Quem não quiser falar sobre capitalismo televisivo, deve calar-se sobre o fascismo televisionado. O fascismo sai do ventre do liberalismo económico, unidos pelo cordão da grande propriedade levada até às suas últimas consequências políticas.
Estas duas hipóteses são corroboradas por figuras como Miguel Morgado, liberal até dizer chega, com tempo de antena sem contraditório na sociedade indigente de comunicação: “Não vamos conseguir gerir as nossas florestas enquanto não pagarmos aos proprietários a gestão dos terrenos com dinheiro dos contribuintes”.
Duvido que faça ideia do que está a dizer, a começar pelo “dinheiro dos contribuintes”, tema para outro texto sobre a natureza da moeda e dos impostos. No que à “gestão dos terrenos” diz respeito, os proprietários até já são subsidiados, sobretudo os muito grandes, dominantes lá para o sul, que isto anda mal distribuído, diz-se há muito.
Escrevo também enquanto co-proprietário de terrenos agrícolas-florestais. Arderam-nos cerca de um quarto dos castanheiros, contados hoje, com fotos e tudo, até para efeitos de pedido de apoio no quadro dos incêndios.
Como eles se repetem, repito a introdução do editorial que escrevi há um ano para o Le Monde diplomatique - edição portuguesa:
Perante mais uma desolação cinza e negra de muitos milhares de hectares, desta vez em Setembro, um refrão proprietário ecoou nas televisões, acompanhado de uma exigência: os donos dos terrenos não têm a obrigação de os limpar se estes não gerarem rendimento adequado, pelo que o Estado deve subsidiar os proprietários florestais. Afinal de contas, os proprietários gerariam benefícios para o conjunto da comunidade, o que os economistas convencionais chamam de “externalidades positivas”.
Na realidade, os donos de terrenos rústicos florestais têm a obrigação legal de os limpar regularmente. É, entre outras, a contrapartida pelos múltiplos custos em que a comunidade política incorre para lhes garantir a criação e protecção do direito de propriedade privada. É necessário reconhecer que as acções e as omissões proprietárias têm implicações, tantas vezes negativas, sobre o que é dos outros, sejam indivíduos ou colectivos. Na União Europeia, não há outro país onde a propriedade privada da floresta seja tão prevalecente. Por todo este país de propriedade privada esmagadora e tantas vezes pulverizada, multiplicam-se histórias de quem tem os terrenos limpos, lado a lado com o desmazelo e a irresponsabilidade proprietária.

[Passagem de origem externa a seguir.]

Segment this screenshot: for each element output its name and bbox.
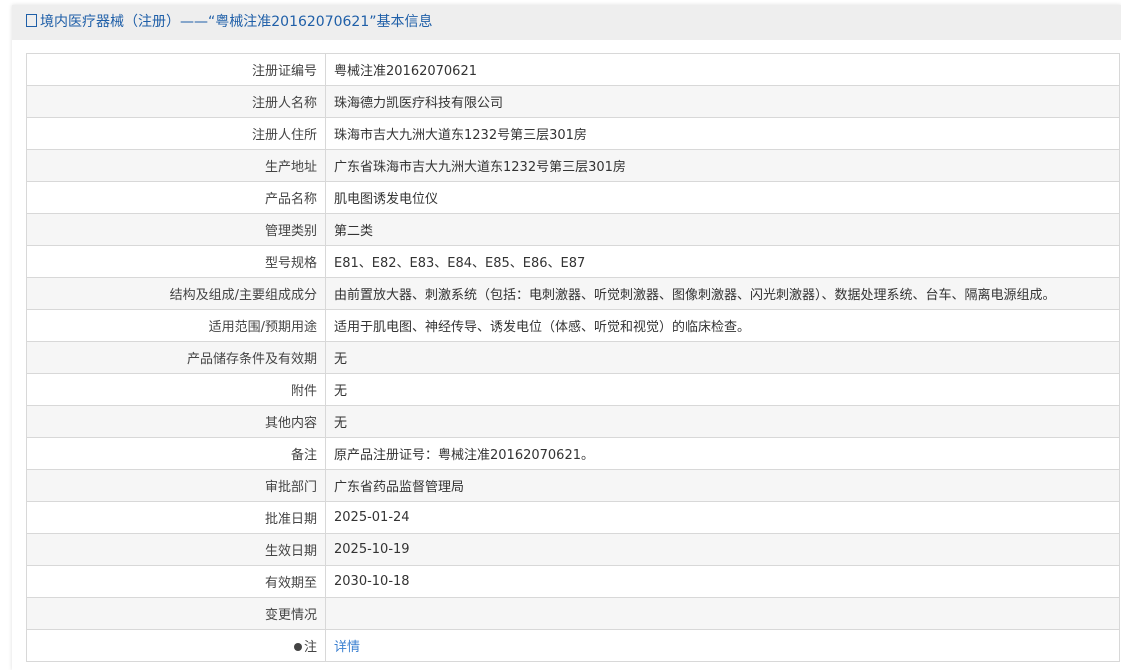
field-label: 管理类别 — [26, 213, 326, 246]
document-icon — [26, 14, 37, 27]
field-value: 肌电图诱发电位仪 — [325, 181, 1120, 214]
table-row: 审批部门 广东省药品监督管理局 — [26, 469, 1120, 502]
info-table: 注册证编号 粤械注准20162070621 注册人名称 珠海德力凯医疗科技有限公司 注册… — [26, 53, 1120, 662]
field-label: 附件 — [26, 373, 326, 406]
field-value: 第二类 — [325, 213, 1120, 246]
field-value: 珠海德力凯医疗科技有限公司 — [325, 85, 1120, 118]
table-row: 生效日期 2025-10-19 — [26, 533, 1120, 566]
field-value: 无 — [325, 373, 1120, 406]
field-value: 珠海市吉大九洲大道东1232号第三层301房 — [325, 117, 1120, 150]
field-label: 其他内容 — [26, 405, 326, 438]
field-label: 审批部门 — [26, 469, 326, 502]
field-label: 备注 — [26, 437, 326, 470]
pin-icon — [293, 643, 302, 651]
table-row: 变更情况 — [26, 597, 1120, 630]
field-value: 原产品注册证号：粤械注准20162070621。 — [325, 437, 1120, 470]
table-row: 管理类别 第二类 — [26, 213, 1120, 246]
field-label: 型号规格 — [26, 245, 326, 278]
field-label: 注册人名称 — [26, 85, 326, 118]
field-value: 2025-10-19 — [325, 533, 1120, 566]
table-row: 附件无 — [26, 373, 1120, 406]
field-value: 粤械注准20162070621 — [325, 53, 1120, 86]
field-label: 产品名称 — [26, 181, 326, 214]
field-label: 注册人住所 — [26, 117, 326, 150]
table-row: 有效期至 2030-10-18 — [26, 565, 1120, 598]
field-value: 2030-10-18 — [325, 565, 1120, 598]
field-value: 由前置放大器、刺激系统（包括：电刺激器、听觉刺激器、图像刺激器、闪光刺激器）、数… — [325, 277, 1120, 310]
details-link[interactable]: 详情 — [334, 640, 360, 655]
panel-header: 境内医疗器械（注册）——“粤械注准20162070621”基本信息 — [12, 5, 1121, 40]
field-value: 无 — [325, 341, 1120, 374]
field-label: 产品储存条件及有效期 — [26, 341, 326, 374]
field-value: 广东省药品监督管理局 — [325, 469, 1120, 502]
field-value: 2025-01-24 — [325, 501, 1120, 534]
table-row: 批准日期 2025-01-24 — [26, 501, 1120, 534]
field-label: 生效日期 — [26, 533, 326, 566]
table-row: 产品名称 肌电图诱发电位仪 — [26, 181, 1120, 214]
table-row: 生产地址 广东省珠海市吉大九洲大道东1232号第三层301房 — [26, 149, 1120, 182]
field-label: 适用范围/预期用途 — [26, 309, 326, 342]
field-value — [325, 597, 1120, 630]
table-row: 备注 原产品注册证号：粤械注准20162070621。 — [26, 437, 1120, 470]
field-label: 注册证编号 — [26, 53, 326, 86]
field-label: 生产地址 — [26, 149, 326, 182]
field-value: E81、E82、E83、E84、E85、E86、E87 — [325, 245, 1120, 278]
field-value: 适用于肌电图、神经传导、诱发电位（体感、听觉和视觉）的临床检查。 — [325, 309, 1120, 342]
field-value: 广东省珠海市吉大九洲大道东1232号第三层301房 — [325, 149, 1120, 182]
table-row: 注册证编号 粤械注准20162070621 — [26, 53, 1120, 86]
table-row-note: 注 详情 — [26, 629, 1120, 662]
field-label: 结构及组成/主要组成成分 — [26, 277, 326, 310]
table-row: 注册人住所 珠海市吉大九洲大道东1232号第三层301房 — [26, 117, 1120, 150]
page-title: 境内医疗器械（注册）——“粤械注准20162070621”基本信息 — [40, 14, 433, 30]
table-row: 其他内容无 — [26, 405, 1120, 438]
field-label: 批准日期 — [26, 501, 326, 534]
table-row: 注册人名称 珠海德力凯医疗科技有限公司 — [26, 85, 1120, 118]
table-row: 适用范围/预期用途 适用于肌电图、神经传导、诱发电位（体感、听觉和视觉）的临床检查… — [26, 309, 1120, 342]
field-value: 详情 — [325, 629, 1120, 662]
table-row: 结构及组成/主要组成成分 由前置放大器、刺激系统（包括：电刺激器、听觉刺激器、图像… — [26, 277, 1120, 310]
table-row: 型号规格 E81、E82、E83、E84、E85、E86、E87 — [26, 245, 1120, 278]
field-value: 无 — [325, 405, 1120, 438]
field-label: 变更情况 — [26, 597, 326, 630]
field-label: 注 — [26, 629, 326, 662]
note-label: 注 — [303, 640, 317, 655]
table-row: 产品储存条件及有效期无 — [26, 341, 1120, 374]
info-panel: 境内医疗器械（注册）——“粤械注准20162070621”基本信息 注册证编号粤… — [12, 5, 1121, 670]
field-label: 有效期至 — [26, 565, 326, 598]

Tudo o que fazemos com o que é nosso tem implicações sobre o que é dos outros, sejam bens materiais ou imateriais, digamos: saúde, segurança, tranquilidade.
A propriedade é sempre uma relação social, politicamente determinada. E, por exemplo, uma coisa é plantar e cuidar de floresta autóctone, outra coisa é plantar milhares e milhares de hectares de eucalipto no quadro de um capitalismo verde-negro, totalmente desadequado na época das alterações climáticas. Este capitalismo é demasiado tolerado por um Estado com capacidades e conhecimentos brutalmente enfraquecidos nesta área, graças à destruição de serviços florestais pelos processos de neoliberalização em livre curso desde o cavaquismo.
A Constituição da República Portuguesa prevê o direito de propriedade privada, mas subordina-o ao interesse geral e incrusta-o num feixe de direitos e deveres económicos e sociais que o transcendem e limitam, até pela existência de outros direitos de propriedade, pública ou cooperativa, no quadro de uma economia mista, condição material mínima para a subordinação do poder económico ao político. Apesar disso, quem se deixe intoxicar pela comunicação social dominante, ficará convencido de que ser proprietário é só ter direitos, cada vez mais direitos, com nulas obrigações, com nulo reconhecimento de qualquer função social; ou melhor, com todos os deveres a serem transferidos para o Estado e, assim, socializados.
A ideologia proprietária televisionada afiança falsamente que o que é de todos não é de ninguém, o que significaria que poderíamos retorquir: será que os deveres que são de todos, sem os quais de resto não existiria propriedade privada, não são de ninguém? As televisões ditas privadas usam e abusam de um bem público licenciado pelo Estado — o espectro hertziano terrestre destinado à radiodifusão —, furtando-se aos seus deveres de formar e informar, sem que haja qualquer consequência: claramente, a ideologia dominante é a dos seus proprietários, num capitalismo televisivo sem freios e contrapesos, até pelo enfraquecimento do poder dos jornalistas. Sim, por todo o lado, as relações de propriedade são relações de poder.